Alcohol is a carcinogen (something that is capable of causing cancer), and the International Agency for Research on Cancer has confirmed a relationship between alcohol and breast cancer. However, because the link between “light” alcohol consumption and breast cancer is still controversial, Kevin D. Shield and his colleagues from the Section of Cancer Surveillance published research in Alcoholism: Clinical and Experimental Research in June 2016 to better understand this relationship.

Researchers of this study wanted to know:

Is “light” drinking a contributor to breast cancer occurrence and mortality?   

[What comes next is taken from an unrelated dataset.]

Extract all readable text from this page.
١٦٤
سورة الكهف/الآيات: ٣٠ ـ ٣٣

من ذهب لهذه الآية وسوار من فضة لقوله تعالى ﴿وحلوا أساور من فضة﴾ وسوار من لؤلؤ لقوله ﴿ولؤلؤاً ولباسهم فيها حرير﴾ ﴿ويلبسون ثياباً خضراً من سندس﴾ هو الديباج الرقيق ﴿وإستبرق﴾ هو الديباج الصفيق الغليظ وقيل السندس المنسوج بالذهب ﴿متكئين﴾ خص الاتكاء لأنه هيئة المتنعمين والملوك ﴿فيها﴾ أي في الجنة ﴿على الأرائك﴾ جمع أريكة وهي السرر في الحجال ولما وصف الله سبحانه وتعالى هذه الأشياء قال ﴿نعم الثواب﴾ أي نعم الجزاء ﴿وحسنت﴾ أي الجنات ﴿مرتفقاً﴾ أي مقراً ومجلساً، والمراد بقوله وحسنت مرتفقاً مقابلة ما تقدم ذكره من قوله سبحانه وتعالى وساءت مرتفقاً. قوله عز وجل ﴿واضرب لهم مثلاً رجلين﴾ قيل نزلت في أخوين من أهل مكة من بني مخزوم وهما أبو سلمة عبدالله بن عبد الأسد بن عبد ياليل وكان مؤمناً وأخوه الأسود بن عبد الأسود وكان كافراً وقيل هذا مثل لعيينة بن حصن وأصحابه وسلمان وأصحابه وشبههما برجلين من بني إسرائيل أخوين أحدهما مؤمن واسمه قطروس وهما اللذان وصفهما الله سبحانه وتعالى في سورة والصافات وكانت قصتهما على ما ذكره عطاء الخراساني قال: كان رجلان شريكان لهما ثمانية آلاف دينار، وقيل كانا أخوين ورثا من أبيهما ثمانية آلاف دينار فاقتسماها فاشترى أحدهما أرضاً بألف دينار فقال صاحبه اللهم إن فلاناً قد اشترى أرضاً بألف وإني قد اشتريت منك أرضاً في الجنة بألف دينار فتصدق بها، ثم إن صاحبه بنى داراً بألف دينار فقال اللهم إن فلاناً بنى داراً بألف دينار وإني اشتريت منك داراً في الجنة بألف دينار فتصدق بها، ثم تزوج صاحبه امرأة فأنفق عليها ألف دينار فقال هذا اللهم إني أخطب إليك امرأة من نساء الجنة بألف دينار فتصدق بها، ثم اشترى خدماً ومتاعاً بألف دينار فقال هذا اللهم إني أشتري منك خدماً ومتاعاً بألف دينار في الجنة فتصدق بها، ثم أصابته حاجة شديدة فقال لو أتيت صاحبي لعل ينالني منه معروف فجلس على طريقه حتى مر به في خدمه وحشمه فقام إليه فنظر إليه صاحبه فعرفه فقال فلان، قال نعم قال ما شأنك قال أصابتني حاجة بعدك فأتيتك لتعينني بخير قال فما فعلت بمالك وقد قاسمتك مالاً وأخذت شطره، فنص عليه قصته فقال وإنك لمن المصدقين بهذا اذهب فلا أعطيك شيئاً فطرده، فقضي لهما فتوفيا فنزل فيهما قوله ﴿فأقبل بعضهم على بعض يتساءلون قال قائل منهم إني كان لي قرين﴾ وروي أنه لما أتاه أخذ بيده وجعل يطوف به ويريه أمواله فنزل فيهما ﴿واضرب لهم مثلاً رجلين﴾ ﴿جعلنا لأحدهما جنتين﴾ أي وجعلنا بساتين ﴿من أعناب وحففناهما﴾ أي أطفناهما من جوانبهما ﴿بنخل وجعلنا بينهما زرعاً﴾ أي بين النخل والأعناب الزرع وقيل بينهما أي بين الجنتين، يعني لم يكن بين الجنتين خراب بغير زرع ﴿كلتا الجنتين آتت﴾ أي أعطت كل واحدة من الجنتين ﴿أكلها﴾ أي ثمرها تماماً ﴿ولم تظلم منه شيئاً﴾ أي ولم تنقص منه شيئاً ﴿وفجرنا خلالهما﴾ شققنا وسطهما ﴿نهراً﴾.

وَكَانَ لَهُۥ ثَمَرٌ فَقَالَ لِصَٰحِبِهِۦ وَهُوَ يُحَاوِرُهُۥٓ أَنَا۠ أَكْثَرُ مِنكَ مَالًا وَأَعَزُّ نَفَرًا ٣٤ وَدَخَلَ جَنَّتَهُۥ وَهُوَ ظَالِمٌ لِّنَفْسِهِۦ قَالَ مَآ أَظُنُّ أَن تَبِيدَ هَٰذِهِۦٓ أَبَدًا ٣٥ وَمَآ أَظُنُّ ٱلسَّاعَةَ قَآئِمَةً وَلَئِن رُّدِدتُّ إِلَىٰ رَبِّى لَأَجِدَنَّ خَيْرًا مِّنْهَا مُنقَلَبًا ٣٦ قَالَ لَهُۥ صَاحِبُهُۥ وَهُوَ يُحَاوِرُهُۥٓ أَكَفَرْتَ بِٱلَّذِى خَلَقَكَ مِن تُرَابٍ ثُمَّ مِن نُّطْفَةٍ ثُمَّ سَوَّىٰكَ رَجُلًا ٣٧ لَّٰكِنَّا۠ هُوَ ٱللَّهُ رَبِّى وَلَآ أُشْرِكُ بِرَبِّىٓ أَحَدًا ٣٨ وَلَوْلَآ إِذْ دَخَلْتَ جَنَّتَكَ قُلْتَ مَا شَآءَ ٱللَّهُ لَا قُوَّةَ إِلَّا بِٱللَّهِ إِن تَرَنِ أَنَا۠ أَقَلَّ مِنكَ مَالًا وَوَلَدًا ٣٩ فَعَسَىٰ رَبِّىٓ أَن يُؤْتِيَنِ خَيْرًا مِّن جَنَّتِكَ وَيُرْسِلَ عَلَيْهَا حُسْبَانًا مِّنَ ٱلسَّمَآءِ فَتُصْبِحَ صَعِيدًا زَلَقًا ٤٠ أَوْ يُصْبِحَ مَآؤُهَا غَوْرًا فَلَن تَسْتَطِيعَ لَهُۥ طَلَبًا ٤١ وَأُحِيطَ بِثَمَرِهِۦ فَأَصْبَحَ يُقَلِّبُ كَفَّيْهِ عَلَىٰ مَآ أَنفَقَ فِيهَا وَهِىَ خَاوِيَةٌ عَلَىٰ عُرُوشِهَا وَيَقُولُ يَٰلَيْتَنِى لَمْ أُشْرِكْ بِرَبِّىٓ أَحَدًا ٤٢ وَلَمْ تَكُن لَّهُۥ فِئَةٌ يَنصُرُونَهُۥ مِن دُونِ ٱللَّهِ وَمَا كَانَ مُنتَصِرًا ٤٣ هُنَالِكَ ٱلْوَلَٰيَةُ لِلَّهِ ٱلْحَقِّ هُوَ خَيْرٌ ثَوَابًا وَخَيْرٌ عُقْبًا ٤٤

Population(s) looked at in the study:

The study researchers pooled data together from two databases: GLOBOCAN 2012 for the estimated number of breast cancer cases by age, sex, and country; and the Global Information System on Alcohol and Health for alcohol consumption information. Researchers then developed a model that combined the information from both databases to model the alcohol consumption for the population. They used a method called Population-Attributable Fraction to determine the amount of breast cancer cases and mortality that were due to alcohol consumption.

Study findings: 

  1. About 9% (144,000) of global breast cancer cases result from alcohol consumption.
    • About 61% of this group is 60 years old or younger.
    • About 19% of this group consists of women who were considered “light” drinkers (less than two drinks per day).
    • Breast cancer cases were most common in Northern and Western Europe.
  2. About 7% (38,000) of global breast cancer deaths result from alcohol consumption.
    • About 50% of this group is 60 years old or younger.
    • About 18% of this group consists of women who were considered “light” drinkers (less than two drinks per day).
    • Breast cancer mortality was most common in Central and Eastern Europe.

Limitations:

Because researchers used secondary data—they didn’t collect it themselves—they weren’t able to ask questions about alcohol consumption, or control for other issues or factors that they might have wanted to know. Additionally, they were unable to assess how “light” drinking affected women who are already at higher risk of breast cancer (due to BRCA mutations, for example). And while the researchers were able to look at the percentage of breast cancer incidence and mortality for patients 60 years old and younger and patients older than 60 years, they did not break up the age groups further (for example, 40-49, 50-59, etc.). Finally, their computer modeling does not take into account the cancer burdens between different populations, such as people from a lower socioeconomic group (where research has shown an increased breast cancer mortality) or between different ethnic groups.

Conclusions:

This study suggests that “light” drinking does result in breast cancer occurrence and mortality for some people. While this study relied on previously collected data and estimates from a computer program to develop these results, considerable prior research has established the link between alcohol consumption and breast cancer. The Dietary Guidelines for Americans suggests women drink no more than one alcoholic drink per day.  Women should try to follow this recommendation, and to keep in mind that consuming one drink will not cause cancer. Cancer is complicated and caused by multiple factors, many of which cannot be controlled.

06/21/16

References

Shield KD, Soerjomataram I, Rehm J. “Alcohol Use and Breast Cancer: A Critical Review.” Alcoholism: Clinical and Experimental Research. 2016 June; vol. 40, no. 61: 1166-1181

U.S. Department of Health and Human Services and U.S. Department of Agriculture. 2015–2020 Dietary Guidelines for Americans, 8th Edition. 2015; Washington, DC.